Iowa Administrative Code
Agency 641 - PUBLIC HEALTH DEPARTMENT
Chapter 76 - MATERNAL AND CHILD HEALTH PROGRAM
Rule 641-76.7 - Client application procedures for MCH services

Universal Citation: IA Admin Code 641-76.7

Current through Register Vol. 46, No. 19, March 20, 2024

(1) A person or the parent or guardian of a minor desiring direct health services other than those provided to children and youth with special health care needs may apply to a contract agency using a Health Services Application, Form 470-2927 or 470-2927(S). Individuals requesting presumptive eligibility must complete the Application for Health Coverage and Help Paying Costs, Form 470-5192, or the alternate form authorized by the HAWK-I board.

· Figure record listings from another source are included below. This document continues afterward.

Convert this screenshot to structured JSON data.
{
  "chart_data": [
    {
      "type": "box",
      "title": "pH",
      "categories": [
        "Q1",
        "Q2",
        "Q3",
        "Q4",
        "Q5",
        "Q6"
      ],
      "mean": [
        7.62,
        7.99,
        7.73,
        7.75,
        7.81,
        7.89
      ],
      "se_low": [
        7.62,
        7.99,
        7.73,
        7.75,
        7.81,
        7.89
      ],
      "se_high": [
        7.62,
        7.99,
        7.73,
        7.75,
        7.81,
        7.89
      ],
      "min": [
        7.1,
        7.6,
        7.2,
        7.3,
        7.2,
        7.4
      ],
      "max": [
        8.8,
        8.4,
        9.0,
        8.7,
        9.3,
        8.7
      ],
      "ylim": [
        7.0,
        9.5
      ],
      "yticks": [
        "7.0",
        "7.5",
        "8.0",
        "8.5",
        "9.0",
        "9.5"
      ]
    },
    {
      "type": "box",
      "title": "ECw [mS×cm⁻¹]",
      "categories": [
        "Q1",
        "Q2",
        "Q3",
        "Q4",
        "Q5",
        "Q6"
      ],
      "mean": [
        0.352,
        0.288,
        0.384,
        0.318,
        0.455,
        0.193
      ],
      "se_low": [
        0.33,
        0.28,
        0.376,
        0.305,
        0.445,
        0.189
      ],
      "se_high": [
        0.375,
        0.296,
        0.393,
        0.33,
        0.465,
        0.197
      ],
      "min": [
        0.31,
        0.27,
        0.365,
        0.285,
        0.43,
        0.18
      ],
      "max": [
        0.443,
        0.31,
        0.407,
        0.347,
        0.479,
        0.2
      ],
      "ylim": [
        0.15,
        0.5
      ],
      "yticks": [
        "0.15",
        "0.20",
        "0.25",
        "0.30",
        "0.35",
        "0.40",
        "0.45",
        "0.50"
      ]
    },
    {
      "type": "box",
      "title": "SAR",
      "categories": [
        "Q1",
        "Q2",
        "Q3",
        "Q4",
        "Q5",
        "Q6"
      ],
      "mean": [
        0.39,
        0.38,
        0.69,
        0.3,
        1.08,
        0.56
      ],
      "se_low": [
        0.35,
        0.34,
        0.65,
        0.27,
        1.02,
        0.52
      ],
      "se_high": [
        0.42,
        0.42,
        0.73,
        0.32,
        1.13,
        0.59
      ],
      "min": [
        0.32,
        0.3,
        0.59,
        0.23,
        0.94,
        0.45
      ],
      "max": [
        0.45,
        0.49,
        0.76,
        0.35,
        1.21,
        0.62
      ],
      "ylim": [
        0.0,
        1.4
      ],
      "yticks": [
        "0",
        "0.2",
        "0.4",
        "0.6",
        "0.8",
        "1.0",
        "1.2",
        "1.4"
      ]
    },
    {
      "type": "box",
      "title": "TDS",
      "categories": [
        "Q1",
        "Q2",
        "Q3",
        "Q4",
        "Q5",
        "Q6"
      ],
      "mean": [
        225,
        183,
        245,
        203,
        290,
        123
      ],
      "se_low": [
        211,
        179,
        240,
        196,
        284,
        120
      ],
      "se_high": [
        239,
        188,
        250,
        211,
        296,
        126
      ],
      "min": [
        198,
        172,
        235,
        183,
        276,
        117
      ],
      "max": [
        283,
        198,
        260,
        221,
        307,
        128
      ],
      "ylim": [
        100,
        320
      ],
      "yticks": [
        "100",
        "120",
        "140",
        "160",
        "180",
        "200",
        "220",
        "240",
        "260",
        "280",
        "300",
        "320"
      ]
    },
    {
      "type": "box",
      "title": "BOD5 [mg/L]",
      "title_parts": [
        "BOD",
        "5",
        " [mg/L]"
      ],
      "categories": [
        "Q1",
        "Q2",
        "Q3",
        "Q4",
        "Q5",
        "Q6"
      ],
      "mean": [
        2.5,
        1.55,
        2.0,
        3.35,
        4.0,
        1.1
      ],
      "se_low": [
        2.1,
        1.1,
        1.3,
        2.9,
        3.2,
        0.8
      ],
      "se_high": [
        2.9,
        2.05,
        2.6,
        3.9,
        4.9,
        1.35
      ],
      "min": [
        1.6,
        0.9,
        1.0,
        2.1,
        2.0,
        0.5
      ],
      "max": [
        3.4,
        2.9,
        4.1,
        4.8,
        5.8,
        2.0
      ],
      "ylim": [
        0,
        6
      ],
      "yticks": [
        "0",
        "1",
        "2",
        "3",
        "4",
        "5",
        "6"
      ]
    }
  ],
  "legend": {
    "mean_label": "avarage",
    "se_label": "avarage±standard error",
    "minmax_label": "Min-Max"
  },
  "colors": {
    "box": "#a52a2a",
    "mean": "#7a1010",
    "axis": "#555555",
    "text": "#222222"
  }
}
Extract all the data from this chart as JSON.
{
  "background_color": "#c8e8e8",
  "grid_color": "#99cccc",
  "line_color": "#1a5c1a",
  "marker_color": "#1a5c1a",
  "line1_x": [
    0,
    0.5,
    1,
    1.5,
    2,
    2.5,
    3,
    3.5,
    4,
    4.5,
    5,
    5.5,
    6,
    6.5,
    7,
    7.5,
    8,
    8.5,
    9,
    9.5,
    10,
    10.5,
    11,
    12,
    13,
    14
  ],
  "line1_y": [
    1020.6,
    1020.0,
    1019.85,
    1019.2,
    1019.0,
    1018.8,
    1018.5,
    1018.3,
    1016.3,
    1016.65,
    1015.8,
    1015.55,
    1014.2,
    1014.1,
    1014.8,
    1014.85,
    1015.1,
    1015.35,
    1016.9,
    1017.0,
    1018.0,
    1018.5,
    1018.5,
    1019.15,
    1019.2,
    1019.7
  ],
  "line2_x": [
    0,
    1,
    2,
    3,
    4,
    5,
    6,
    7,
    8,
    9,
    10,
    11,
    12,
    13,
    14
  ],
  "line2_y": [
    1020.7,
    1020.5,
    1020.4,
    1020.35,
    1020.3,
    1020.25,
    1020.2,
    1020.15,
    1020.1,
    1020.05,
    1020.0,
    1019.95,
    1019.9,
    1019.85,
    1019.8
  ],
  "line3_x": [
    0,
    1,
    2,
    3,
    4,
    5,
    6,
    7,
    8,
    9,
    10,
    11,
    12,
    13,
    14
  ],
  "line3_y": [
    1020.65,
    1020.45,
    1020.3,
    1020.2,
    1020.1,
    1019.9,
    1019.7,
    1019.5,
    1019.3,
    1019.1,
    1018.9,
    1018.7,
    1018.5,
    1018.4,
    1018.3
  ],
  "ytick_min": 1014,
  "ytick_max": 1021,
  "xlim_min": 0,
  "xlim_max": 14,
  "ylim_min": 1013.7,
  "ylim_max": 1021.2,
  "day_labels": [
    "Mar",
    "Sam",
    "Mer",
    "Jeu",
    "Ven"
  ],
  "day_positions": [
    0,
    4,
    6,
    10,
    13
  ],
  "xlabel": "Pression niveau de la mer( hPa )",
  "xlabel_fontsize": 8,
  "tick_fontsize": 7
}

(2) The contract agency shall verify the following information to receive services under the Title V MCH program:

a. The information requested on the application form under "Household Information."

b. Income information for all family members or proof of eligibility for Title XIX (Medicaid), Title XXI (HAWK-I), or WIC.

c. Information about health insurance coverage.

d. The signature of the individual or responsible adult, dated and witnessed.

(3) If an individual has completed a Health Services Application, Form 470-2927, within the last year and the form accurately documents the current financial and family status, the MCH contract agency shall accept a copy of that application and determine eligibility without requiring completion of any other application form.

(4) If an individual indicates on the Health Services Application, Form 470-2927, that the individual also wishes to apply for WIC or Medicaid or HAWK-I, the contract agency shall forward the appropriate copy to the indicated agency within two working days.

(5) The contract agency shall determine the eligibility of the family and the percent of the cost of care that is the family's responsibility. The individual shall be informed in writing of eligibility status prior to incurring costs for care.

(6) Once an individual has been determined to be eligible, the individual shall report any changes in income, family composition, or residency to the contract agency within 30 days from the date the change occurred.

(7) A family seeking direct health care or care/service coordination services, or family support for a child or youth with special health care needs shall follow CHSC policies and procedures. Insurance status and eligibility for the sliding fee scale are determined during the client registration process.